Instructions
Step 1: Preheat the oven to 350°F (175°C) and line baking sheets with parchment paper.
Step 2: In a medium bowl, whisk together the flour, baking soda, cornstarch, and salt.
Step 3: In a large bowl, beat the softened butter, brown sugar, and granulated sugar until creamy and fluffy.
Step 4: Add the eggs one at a time, mixing well after each addition. Stir in the vanilla extract.
Step 5: Gradually mix the dry ingredients into the wet ingredients until a dough forms.
Step 6: Fold in the semi-sweet chocolate chips and milk chocolate chips.
Step 7: Scoop large portions of dough onto the prepared baking sheets, leaving space between each cookie.

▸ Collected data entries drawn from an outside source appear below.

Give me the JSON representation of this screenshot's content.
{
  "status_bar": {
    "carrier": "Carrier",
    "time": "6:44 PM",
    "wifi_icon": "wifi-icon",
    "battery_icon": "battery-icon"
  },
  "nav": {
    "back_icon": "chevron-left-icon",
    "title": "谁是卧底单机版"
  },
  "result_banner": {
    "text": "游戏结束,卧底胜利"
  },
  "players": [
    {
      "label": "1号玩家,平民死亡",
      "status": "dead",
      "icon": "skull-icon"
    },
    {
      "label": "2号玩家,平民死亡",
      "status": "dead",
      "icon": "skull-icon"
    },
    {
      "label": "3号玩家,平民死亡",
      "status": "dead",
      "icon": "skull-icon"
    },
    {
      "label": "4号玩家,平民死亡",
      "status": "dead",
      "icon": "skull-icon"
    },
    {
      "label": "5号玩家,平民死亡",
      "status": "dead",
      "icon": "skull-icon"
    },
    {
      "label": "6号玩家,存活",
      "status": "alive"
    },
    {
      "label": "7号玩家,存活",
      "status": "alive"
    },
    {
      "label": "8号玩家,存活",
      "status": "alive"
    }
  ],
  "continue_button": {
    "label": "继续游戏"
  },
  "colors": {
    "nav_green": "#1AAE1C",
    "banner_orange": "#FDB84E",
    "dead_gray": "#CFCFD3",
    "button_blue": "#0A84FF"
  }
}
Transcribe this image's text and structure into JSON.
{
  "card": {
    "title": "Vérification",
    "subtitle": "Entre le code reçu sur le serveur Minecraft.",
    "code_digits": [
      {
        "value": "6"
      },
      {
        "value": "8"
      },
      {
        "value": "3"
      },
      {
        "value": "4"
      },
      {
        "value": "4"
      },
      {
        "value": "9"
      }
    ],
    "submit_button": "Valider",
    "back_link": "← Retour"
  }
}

Step 8: Bake for 12 to 15 minutes or until the edges are golden brown and the centers remain soft.
Step 9: Allow the cookies to cool on the baking sheet for 10 minutes before transferring them to a wire rack.
Storage and Reheating Tips
Store Bakery-Style Chocolate Chip Cookies in an airtight container at room temperature for up to 5 days.
To reheat, microwave a cookie for 10 to 15 seconds for a warm and gooey texture.
Freeze baked cookies or cookie dough balls for up to 3 months for easy future baking.